Answer to exercise 17 is provided as a video
However, the following charts/plots should be produced in the exercise:
Exercise 18: Conduct a chi-squared statistical test on the pivot table.
Answer:
Chi-squared statistic = 3599.6, degrees of freedom = 15, p<0.000000001.
The critical value for rejecting the null hypothesis is 25, so 3599.6 definitely exceeds this value!
Reject the null hypothesis and accept the alternative hypothesis (there is dependence between the numbers of cattle slaughtered by category of cattle and month slaughtered).
Exercise 19: Inferences
Answer:
The most important result from the chi-squared statistical test is that the chi-squared value is very large. The cut point value for a chi-squared distribution with 15 degrees of freedom is 25, and our value of 3600 definitely exceeds this! We are therefore very confident that our data is not chi-squared distributed, and is dependant.
We reject the null hypothesis and accept the alternative hypothesis:
HA = There is an effect of month on total slaughter numbers in different categories of slaughtered cattle.
We now examine the chi-squared values for each cell and the observed and expected values, as well as the plots to determine where the dependence is most obviously occurring in the contingency table and therefore what effect is occurring.
It is obvious that the largest chi-squared values are found in later slaughter months for both Australian cattle and Indonesian male cattle. This is very useful to know as it indicates perhaps that reliance on imported cattle is declining to some extent whilst reliance on Indonesian slaughter cattle is increasing. This effect tends to support the notion that Indonesia is increasing its self-sufficiency in beef production.

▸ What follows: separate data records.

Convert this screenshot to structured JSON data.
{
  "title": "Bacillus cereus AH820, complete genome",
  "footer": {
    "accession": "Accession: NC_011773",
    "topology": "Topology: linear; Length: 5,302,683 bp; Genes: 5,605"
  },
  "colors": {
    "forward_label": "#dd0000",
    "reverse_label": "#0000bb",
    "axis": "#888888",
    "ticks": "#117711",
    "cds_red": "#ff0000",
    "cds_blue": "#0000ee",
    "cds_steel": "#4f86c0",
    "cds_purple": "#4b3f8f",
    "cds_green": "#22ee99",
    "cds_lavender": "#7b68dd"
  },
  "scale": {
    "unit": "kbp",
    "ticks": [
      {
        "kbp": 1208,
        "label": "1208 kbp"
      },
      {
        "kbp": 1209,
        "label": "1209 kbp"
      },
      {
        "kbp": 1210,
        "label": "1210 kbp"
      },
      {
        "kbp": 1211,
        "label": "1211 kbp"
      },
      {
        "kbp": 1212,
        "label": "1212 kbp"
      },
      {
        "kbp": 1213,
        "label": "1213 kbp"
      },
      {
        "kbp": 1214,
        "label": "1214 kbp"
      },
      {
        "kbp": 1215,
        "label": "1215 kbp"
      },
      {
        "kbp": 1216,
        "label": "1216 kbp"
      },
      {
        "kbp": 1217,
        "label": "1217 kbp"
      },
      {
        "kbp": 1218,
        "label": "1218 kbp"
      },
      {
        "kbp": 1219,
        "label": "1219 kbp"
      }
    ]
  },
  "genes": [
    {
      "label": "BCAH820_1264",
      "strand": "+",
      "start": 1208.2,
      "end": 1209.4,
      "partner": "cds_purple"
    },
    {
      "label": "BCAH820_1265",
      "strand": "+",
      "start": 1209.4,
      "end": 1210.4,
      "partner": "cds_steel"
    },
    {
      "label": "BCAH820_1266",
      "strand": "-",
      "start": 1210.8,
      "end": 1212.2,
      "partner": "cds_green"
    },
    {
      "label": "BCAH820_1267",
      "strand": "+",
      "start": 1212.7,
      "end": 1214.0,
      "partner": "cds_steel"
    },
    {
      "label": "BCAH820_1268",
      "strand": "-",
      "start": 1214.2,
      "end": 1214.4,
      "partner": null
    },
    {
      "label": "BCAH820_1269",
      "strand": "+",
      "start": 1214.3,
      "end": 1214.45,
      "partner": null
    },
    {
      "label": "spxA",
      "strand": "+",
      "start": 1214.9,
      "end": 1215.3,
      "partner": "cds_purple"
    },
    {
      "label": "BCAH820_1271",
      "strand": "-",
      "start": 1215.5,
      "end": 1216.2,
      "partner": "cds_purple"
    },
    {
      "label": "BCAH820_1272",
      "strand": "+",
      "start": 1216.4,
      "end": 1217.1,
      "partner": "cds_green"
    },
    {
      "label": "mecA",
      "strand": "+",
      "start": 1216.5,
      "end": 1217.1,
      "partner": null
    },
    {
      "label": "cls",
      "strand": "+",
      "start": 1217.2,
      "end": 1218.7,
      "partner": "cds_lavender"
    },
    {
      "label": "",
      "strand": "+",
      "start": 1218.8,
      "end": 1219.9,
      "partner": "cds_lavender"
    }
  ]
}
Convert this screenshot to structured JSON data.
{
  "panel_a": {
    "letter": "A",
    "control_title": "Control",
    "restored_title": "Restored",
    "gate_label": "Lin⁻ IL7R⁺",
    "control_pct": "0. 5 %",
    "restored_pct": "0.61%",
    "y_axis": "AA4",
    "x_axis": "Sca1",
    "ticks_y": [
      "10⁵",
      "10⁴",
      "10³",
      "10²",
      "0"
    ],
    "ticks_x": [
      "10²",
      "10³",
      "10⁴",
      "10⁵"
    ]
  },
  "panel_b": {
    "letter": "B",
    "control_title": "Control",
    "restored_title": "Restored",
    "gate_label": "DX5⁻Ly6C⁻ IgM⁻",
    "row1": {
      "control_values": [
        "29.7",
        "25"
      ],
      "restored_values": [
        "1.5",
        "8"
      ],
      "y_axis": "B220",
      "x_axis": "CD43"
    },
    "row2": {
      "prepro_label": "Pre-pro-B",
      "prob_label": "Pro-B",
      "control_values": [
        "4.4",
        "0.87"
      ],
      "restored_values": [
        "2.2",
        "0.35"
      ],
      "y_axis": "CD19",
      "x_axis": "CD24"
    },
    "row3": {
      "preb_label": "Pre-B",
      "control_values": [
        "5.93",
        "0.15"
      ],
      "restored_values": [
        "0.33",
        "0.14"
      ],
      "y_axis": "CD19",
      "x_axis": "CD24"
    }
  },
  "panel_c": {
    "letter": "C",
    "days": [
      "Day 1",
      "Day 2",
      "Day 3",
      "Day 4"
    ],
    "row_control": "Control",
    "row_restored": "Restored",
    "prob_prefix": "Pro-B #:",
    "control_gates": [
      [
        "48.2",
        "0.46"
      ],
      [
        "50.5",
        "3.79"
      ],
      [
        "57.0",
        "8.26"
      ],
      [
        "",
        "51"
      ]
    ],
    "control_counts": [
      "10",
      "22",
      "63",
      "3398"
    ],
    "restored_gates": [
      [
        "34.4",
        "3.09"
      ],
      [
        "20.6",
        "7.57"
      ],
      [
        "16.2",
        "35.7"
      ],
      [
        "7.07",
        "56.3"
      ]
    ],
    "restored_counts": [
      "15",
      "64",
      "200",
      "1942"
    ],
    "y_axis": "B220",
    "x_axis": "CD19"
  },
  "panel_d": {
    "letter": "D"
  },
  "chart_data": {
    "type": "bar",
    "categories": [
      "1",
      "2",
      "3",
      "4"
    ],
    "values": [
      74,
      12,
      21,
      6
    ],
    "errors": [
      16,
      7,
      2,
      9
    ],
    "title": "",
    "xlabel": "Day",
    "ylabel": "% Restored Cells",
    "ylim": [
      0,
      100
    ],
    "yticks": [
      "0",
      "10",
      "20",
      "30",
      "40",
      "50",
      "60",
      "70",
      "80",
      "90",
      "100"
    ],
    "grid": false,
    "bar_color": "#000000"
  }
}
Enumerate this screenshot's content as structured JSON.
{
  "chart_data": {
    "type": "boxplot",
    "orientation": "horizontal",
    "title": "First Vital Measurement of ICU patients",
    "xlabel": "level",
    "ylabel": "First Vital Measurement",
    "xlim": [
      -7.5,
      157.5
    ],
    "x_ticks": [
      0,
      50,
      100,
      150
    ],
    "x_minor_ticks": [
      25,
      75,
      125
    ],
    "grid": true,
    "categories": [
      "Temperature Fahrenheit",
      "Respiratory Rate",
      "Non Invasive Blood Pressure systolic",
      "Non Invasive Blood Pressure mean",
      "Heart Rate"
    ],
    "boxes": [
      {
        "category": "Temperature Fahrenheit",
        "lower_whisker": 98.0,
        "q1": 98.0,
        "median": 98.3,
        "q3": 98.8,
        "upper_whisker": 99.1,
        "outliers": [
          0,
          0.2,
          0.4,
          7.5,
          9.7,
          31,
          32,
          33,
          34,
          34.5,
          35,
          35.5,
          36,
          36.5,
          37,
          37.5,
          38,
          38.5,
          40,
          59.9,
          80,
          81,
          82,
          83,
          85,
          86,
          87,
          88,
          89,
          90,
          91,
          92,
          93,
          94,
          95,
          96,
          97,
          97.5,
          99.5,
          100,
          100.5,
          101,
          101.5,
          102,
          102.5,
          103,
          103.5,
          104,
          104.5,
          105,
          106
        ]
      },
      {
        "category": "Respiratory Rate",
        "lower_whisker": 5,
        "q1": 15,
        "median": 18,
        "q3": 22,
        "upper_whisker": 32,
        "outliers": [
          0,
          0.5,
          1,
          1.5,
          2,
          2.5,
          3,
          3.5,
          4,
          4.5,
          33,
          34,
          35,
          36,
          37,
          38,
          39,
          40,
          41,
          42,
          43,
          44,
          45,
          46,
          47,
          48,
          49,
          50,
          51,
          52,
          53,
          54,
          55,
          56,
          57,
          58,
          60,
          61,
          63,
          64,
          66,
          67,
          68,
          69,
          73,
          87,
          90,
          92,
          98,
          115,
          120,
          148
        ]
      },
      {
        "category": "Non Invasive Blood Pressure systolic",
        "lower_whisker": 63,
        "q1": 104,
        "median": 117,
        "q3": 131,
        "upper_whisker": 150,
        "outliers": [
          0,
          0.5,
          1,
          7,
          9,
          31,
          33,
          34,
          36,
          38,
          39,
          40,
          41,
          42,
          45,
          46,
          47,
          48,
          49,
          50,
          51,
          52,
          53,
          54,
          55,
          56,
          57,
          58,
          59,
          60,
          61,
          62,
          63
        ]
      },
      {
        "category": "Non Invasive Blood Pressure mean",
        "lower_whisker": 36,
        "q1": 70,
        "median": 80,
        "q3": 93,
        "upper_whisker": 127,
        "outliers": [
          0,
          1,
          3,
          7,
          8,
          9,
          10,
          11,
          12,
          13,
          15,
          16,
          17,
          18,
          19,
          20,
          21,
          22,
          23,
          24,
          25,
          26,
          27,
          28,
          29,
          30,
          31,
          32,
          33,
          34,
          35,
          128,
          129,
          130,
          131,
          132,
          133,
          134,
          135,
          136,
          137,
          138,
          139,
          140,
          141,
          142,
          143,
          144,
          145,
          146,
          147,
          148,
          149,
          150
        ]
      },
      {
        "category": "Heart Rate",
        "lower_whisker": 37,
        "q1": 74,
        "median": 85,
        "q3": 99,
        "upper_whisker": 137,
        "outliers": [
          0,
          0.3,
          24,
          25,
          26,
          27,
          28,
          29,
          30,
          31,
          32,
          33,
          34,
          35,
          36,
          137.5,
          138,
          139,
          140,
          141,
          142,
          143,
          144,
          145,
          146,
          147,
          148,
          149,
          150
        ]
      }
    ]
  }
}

It is worth making a cautionary note about this effect. This data is on a short time frame (only 6 months). To be sure of any trends a much longer time period of observation would be required and a much more rigorous statistical examination would be required. Additionally, some of the effect observed is certainly due to increasing numbers of slaughtered cattle being reported as iSIKHNAS reporting increases over time.